Symposium Abstract: Results of a Workshop on the Effects of Fishing Gear on Benthic Habitats off the Northeastern United States
L. A. Chiarella, D. K. Stevenson, C. D. Stephan, R. N. Reid, J. E. McCarthy, M. W. Pentony, T. B. Hoff, C. D. Selberg, and K. A. Johnson
A panel of experts in the fields of benthic ecology, fishery ecology, geology, fishing gear technology and operations were convened in October 2001 to assist the Northeast Region’s fishery management councils in evaluating the effects of fishing gear on local benthic habitats and identifying potential management measures. The panel expressed greatest overall concern about impacts from otter trawls and scallop dredges to structure forming organisms. Gravel habitat was considered to be most at risk from gear impacts, followed by sand and mud habitats. In some circumstances the extent of impact in each habitat varied based on the environment’s energy level (high vs. low energy). In general, bottom tending mobile gear was of greater concern than fixed gear. Clam dredges were rated as having the least effect of the mobile gears because of the limited geographic area and the rapid recovery rates of the high energy sand environment in which they are fished.
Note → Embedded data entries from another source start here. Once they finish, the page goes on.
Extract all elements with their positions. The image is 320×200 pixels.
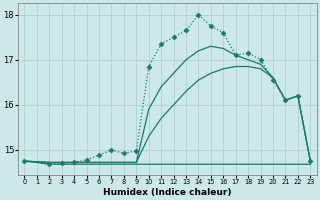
X-axis label: Humidex (Indice chaleur): Humidex (Indice chaleur) [103,188,232,197]
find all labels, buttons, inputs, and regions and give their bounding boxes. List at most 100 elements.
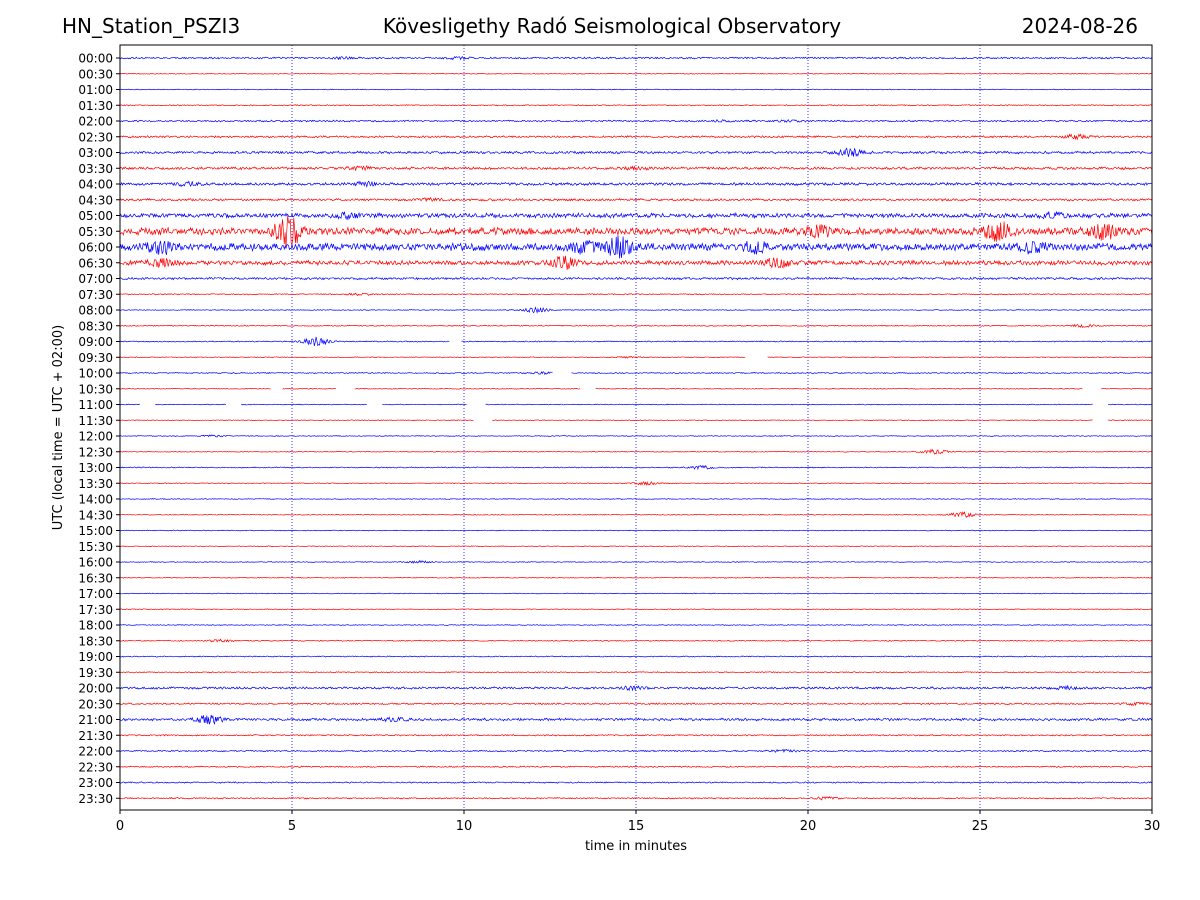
grid-lines [291,45,981,810]
trace-0000 [119,55,1153,61]
y-tick-label: 12:00 [78,430,113,444]
trace-1830 [119,638,1153,643]
y-tick-label: 01:00 [78,83,113,97]
trace-2330 [119,796,1153,801]
trace-0400 [119,180,1153,189]
y-tick-label: 18:30 [78,634,113,648]
y-tick-label: 06:00 [78,241,113,255]
trace-1500 [119,529,1153,532]
x-tick-label: 10 [456,819,473,834]
y-tick-label: 17:30 [78,603,113,617]
y-tick-label: 23:30 [78,792,113,806]
y-tick-label: 22:30 [78,760,113,774]
trace-0600 [119,235,1153,259]
trace-0330 [119,164,1153,172]
y-tick-label: 02:30 [78,130,113,144]
y-tick-label: 05:00 [78,209,113,223]
trace-1400 [119,498,1153,500]
trace-1100 [119,403,1153,406]
y-tick-label: 05:30 [78,225,113,239]
y-tick-label: 09:00 [78,335,113,349]
trace-1900 [119,655,1153,658]
x-tick-label: 15 [628,819,645,834]
trace-0930 [119,355,1153,359]
trace-0230 [119,133,1153,141]
y-tick-label: 15:00 [78,524,113,538]
y-tick-label: 19:00 [78,650,113,664]
y-tick-label: 11:00 [78,398,113,412]
x-tick-label: 0 [116,819,124,834]
x-axis-label: time in minutes [585,839,687,854]
y-tick-label: 20:00 [78,682,113,696]
trace-0500 [119,211,1153,221]
trace-0730 [119,292,1152,297]
trace-2030 [119,701,1153,707]
y-tick-label: 13:30 [78,477,113,491]
y-tick-label: 03:30 [78,162,113,176]
y-tick-label: 04:00 [78,178,113,192]
x-tick-label: 30 [1144,819,1161,834]
y-tick-label: 23:00 [78,776,113,790]
y-tick-label: 00:30 [78,67,113,81]
trace-0030 [119,72,1153,75]
trace-0130 [119,104,1153,107]
trace-1000 [119,371,1153,376]
trace-1230 [119,448,1153,455]
y-tick-label: 12:30 [78,445,113,459]
trace-2100 [119,714,1153,726]
trace-2000 [119,684,1153,692]
x-tick-label: 20 [800,819,817,834]
y-tick-label: 16:30 [78,571,113,585]
trace-2300 [119,781,1153,784]
y-tick-label: 10:30 [78,382,113,396]
y-tick-label: 14:00 [78,493,113,507]
date-label: 2024-08-26 [1021,14,1138,38]
y-tick-label: 06:30 [78,256,113,270]
trace-1530 [119,545,1153,548]
x-tick-label: 25 [972,819,989,834]
y-tick-label: 00:00 [78,52,113,66]
y-tick-label: 16:00 [78,556,113,570]
y-tick-label: 21:00 [78,713,113,727]
y-tick-label: 08:30 [78,319,113,333]
y-tick-label: 17:00 [78,587,113,601]
trace-1200 [119,434,1153,438]
trace-1030 [119,387,1153,390]
trace-1300 [119,464,1153,471]
y-tick-label: 08:00 [78,304,113,318]
y-tick-label: 04:30 [78,193,113,207]
x-tick-label: 5 [288,819,296,834]
trace-1730 [119,608,1153,611]
trace-2230 [119,765,1153,768]
trace-1330 [119,480,1153,487]
y-tick-label: 15:30 [78,540,113,554]
y-axis-label: UTC (local time = UTC + 02:00) [51,325,66,530]
y-tick-label: 10:00 [78,367,113,381]
trace-0630 [119,255,1153,270]
trace-0900 [119,336,1153,347]
trace-2130 [119,734,1153,737]
trace-0200 [119,118,1153,123]
x-axis: 0 5 10 15 20 25 30 [116,810,1160,834]
y-tick-label: 19:30 [78,666,113,680]
trace-0300 [119,147,1153,158]
trace-1130 [119,419,1153,422]
station-name: HN_Station_PSZI3 [62,14,241,38]
y-tick-label: 07:30 [78,288,113,302]
y-tick-label: 14:30 [78,508,113,522]
y-tick-label: 01:30 [78,99,113,113]
trace-0430 [119,196,1153,203]
observatory-title: Kövesligethy Radó Seismological Observat… [382,14,842,38]
trace-1630 [119,576,1153,579]
trace-1700 [119,592,1153,595]
y-tick-label: 13:00 [78,461,113,475]
trace-1600 [119,559,1153,564]
y-tick-label: 20:30 [78,697,113,711]
trace-2200 [119,748,1153,753]
trace-0100 [119,88,1153,91]
trace-0830 [119,323,1153,329]
seismogram-traces [119,55,1153,801]
y-tick-label: 18:00 [78,619,113,633]
y-tick-label: 07:00 [78,272,113,286]
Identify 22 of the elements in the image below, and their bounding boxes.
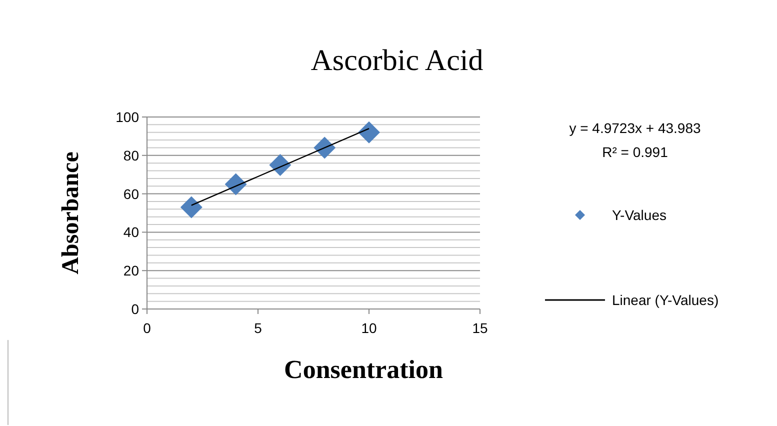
point <box>180 196 202 218</box>
x-tick-label: 15 <box>472 320 488 336</box>
x-axis-title: Consentration <box>284 355 444 384</box>
point <box>314 136 336 159</box>
chart-title: Ascorbic Acid <box>310 44 484 77</box>
y-tick-label: 0 <box>131 301 140 317</box>
y-axis-title: Absorbance <box>58 151 84 274</box>
text: y = 4.9723x + 43.983 <box>569 120 701 136</box>
y-tick-label: 80 <box>123 147 140 164</box>
point <box>269 154 292 176</box>
text: R² = 0.991 <box>602 144 668 160</box>
x-tick-label: 10 <box>361 320 377 336</box>
x-tick-label: 5 <box>254 320 262 336</box>
y-tick-label: 40 <box>123 224 140 240</box>
y-tick-label: 60 <box>123 186 140 202</box>
point <box>224 173 247 196</box>
point <box>358 121 380 144</box>
legend-label: Linear (Y-Values) <box>612 292 719 308</box>
y-tick-label: 20 <box>123 262 140 279</box>
y-tick-label: 100 <box>116 109 140 125</box>
legend-label: Y-Values <box>612 207 666 223</box>
x-tick-label: 0 <box>143 320 152 336</box>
Scallop dredges were rated as having large effects in the gravel and sand habitats in which they are fished. Panelists had the greatest difficulty reaching consensus on the impacts of otter trawls due to their widespread use over a large variety of habitat types as well as the numerous gear configurations employed. The three primary management measures proposed to reduce fishing gear impacts included effort reductions, spatial closures, and gear modifications.